I have to admit up front that I'm not the world's biggest MALDI expert. I have only used the ABI 4800 at the Virginia Tech Mass Spectrometry Incubator. I have, however, kept up with a lot of MALDI technology and papers, particularly the innovative drug discovery work of the Dorrestein lab at UC San Diego.
And of course, I'm probably kind of biased. 1) There isn't much question that I love the Orbitrap series of instruments. I did when I got my first XL as a postdoc and that has only been amplified by the rest of the Orbi family (I have, at this point, finally operated every instrument with an Orbitrap except for the 'Classic').

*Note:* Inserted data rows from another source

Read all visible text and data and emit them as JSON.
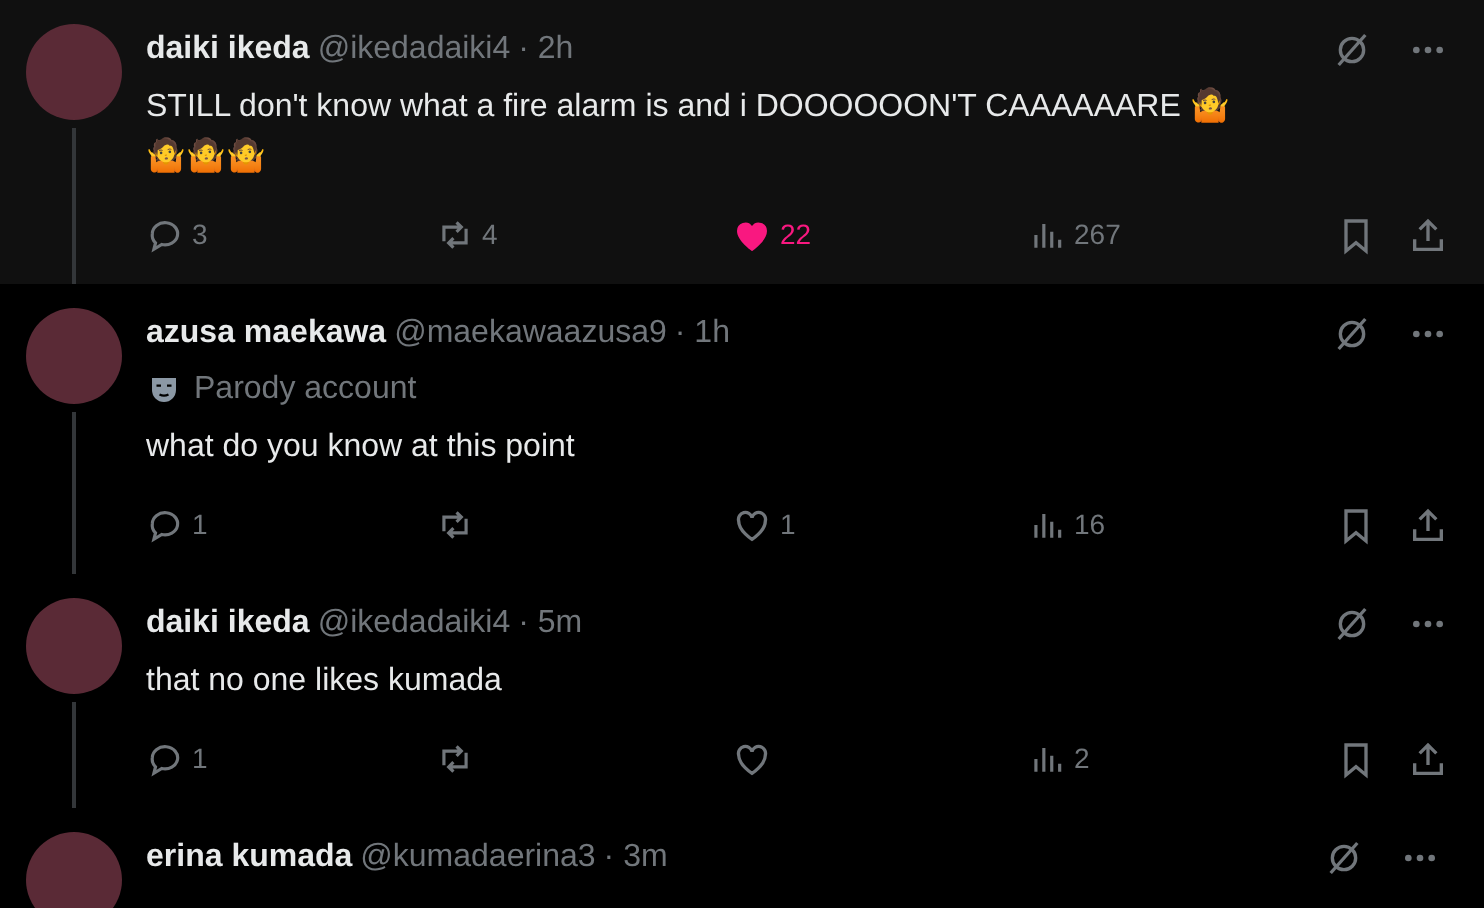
{
  "tweets": [
    {
      "name": "daiki ikeda",
      "handle": "@ikedadaiki4",
      "time": "· 2h",
      "selected": true,
      "thread_line": true,
      "text": "STILL don't know what a fire alarm is and i DOOOOOON'T CAAAAAARE 🤷 🤷🤷🤷",
      "replies": "3",
      "reposts": "4",
      "likes": "22",
      "liked": true,
      "views": "267"
    },
    {
      "name": "azusa maekawa",
      "handle": "@maekawaazusa9",
      "time": "· 1h",
      "selected": false,
      "thread_line": true,
      "badge": "Parody account",
      "text": "what do you know at this point",
      "replies": "1",
      "likes": "1",
      "liked": false,
      "views": "16"
    },
    {
      "name": "daiki ikeda",
      "handle": "@ikedadaiki4",
      "time": "· 5m",
      "selected": false,
      "thread_line": true,
      "text": "that no one likes kumada",
      "replies": "1",
      "liked": false,
      "views": "2"
    },
    {
      "name": "erina kumada",
      "handle": "@kumadaerina3",
      "time": "· 3m",
      "selected": false,
      "thread_line": false
    }
  ]
}
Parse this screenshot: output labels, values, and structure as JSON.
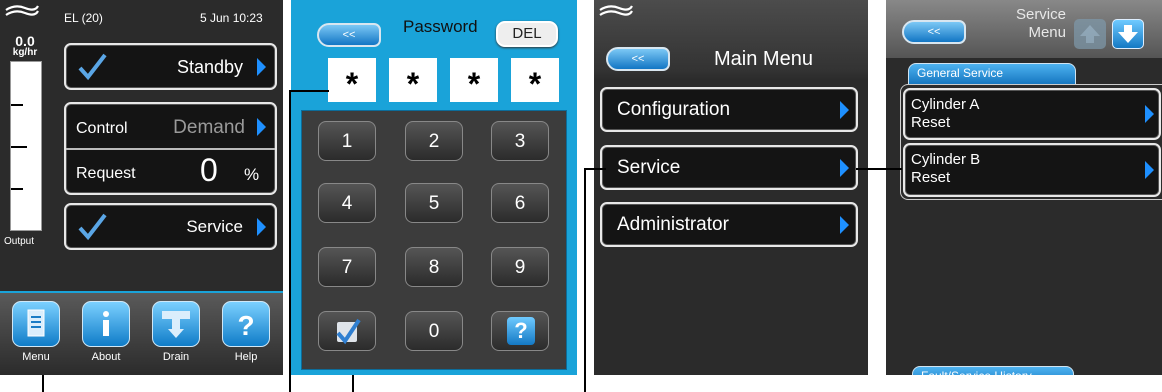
{
  "screen1": {
    "model": "EL (20)",
    "datetime": "5 Jun 10:23",
    "output_value": "0.0",
    "output_unit": "kg/hr",
    "output_label": "Output",
    "standby_label": "Standby",
    "control_label": "Control",
    "control_value": "Demand",
    "request_label": "Request",
    "request_value": "0",
    "request_unit": "%",
    "service_label": "Service",
    "bottom": [
      {
        "label": "Menu",
        "icon": "document-icon"
      },
      {
        "label": "About",
        "icon": "info-icon"
      },
      {
        "label": "Drain",
        "icon": "drain-icon"
      },
      {
        "label": "Help",
        "icon": "question-icon"
      }
    ]
  },
  "screen2": {
    "back_label": "<<",
    "title": "Password",
    "del_label": "DEL",
    "password_chars": [
      "*",
      "*",
      "*",
      "*"
    ],
    "keys": [
      "1",
      "2",
      "3",
      "4",
      "5",
      "6",
      "7",
      "8",
      "9",
      "0"
    ],
    "help_key": "?"
  },
  "screen3": {
    "back_label": "<<",
    "title": "Main Menu",
    "items": [
      "Configuration",
      "Service",
      "Administrator"
    ]
  },
  "screen4": {
    "back_label": "<<",
    "title_line1": "Service",
    "title_line2": "Menu",
    "tab_general": "General Service",
    "items": [
      {
        "line1": "Cylinder A",
        "line2": "Reset"
      },
      {
        "line1": "Cylinder B",
        "line2": "Reset"
      }
    ],
    "tab_history": "Fault/Service History"
  },
  "colors": {
    "accent_blue": "#1aa3d9",
    "screen_bg": "#2b2b2b",
    "chevron_blue": "#1e90ff"
  }
}
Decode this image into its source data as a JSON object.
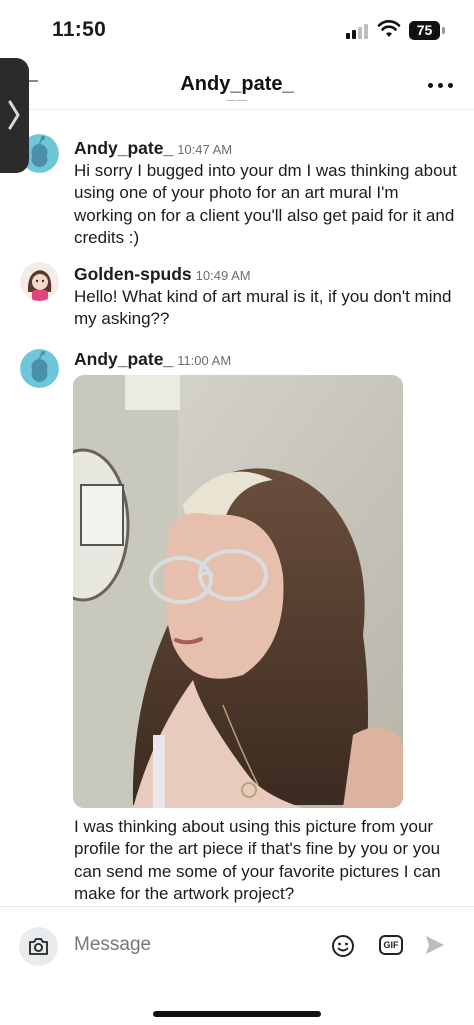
{
  "status_bar": {
    "time": "11:50",
    "battery": "75"
  },
  "header": {
    "title": "Andy_pate_",
    "more_icon": "more-horizontal-icon"
  },
  "messages": [
    {
      "author": "Andy_pate_",
      "time": "10:47 AM",
      "text": "Hi sorry I bugged into your dm I was thinking about using one of your photo for an art mural I'm working on for a client you'll also get paid for it and credits :)"
    },
    {
      "author": "Golden-spuds",
      "time": "10:49 AM",
      "text": "Hello! What kind of art mural is it, if you don't mind my asking??"
    },
    {
      "author": "Andy_pate_",
      "time": "11:00 AM",
      "text": "I was thinking about using this picture from your profile for the art piece if that's fine by you or you can send me some of your favorite pictures I can make for the artwork project?"
    }
  ],
  "composer": {
    "placeholder": "Message",
    "gif_label": "GIF"
  },
  "colors": {
    "snoo_avatar_bg": "#6fc6d9",
    "camera_button_bg": "#e9ecee",
    "send_disabled": "#b9bdc0"
  }
}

Despite these obvious flaws in my background and impartiality, believe me when I say: I do not understand how anyone could possibly justify purchasing a MALDI-TOF instrument. Ever. The MALDI-Orbitrap produced by Thermo is an Orbitrap XL with the upgraded HCD cell. 100,000 unit maximum resolution (has a TOF ever exceeded 30,000? and the sensitivity of an Orbitrap. I was watching signal intensity being generated at 3E6 with <5 laser pulses. The MALDI seamlessly switches from plates to imaging mass spectrometry --- again, with the resolution and sensitivity of an Orbitrap.
If this wasn't bad enough for the MALDI-TOF field, it doesn't end at the Orbitrap XL. Although Thermo has decided to not push the development of MALDI sources on the newer systems, a company in Maryland, called Mass Tech has developed an atmospheric pressure MALDI source that can be fitted to just about anything -- including the Q Exactive and the high field Orbitrap Elite. Anyone want to do MALDI at even higher sensitivity with 240,000 resolution?
Yeah, but the mass range of a MALDI TOF is MUCH superior the the Orbitrap; so if you are not doing proteomics, there is still a market for a MALDI TOF.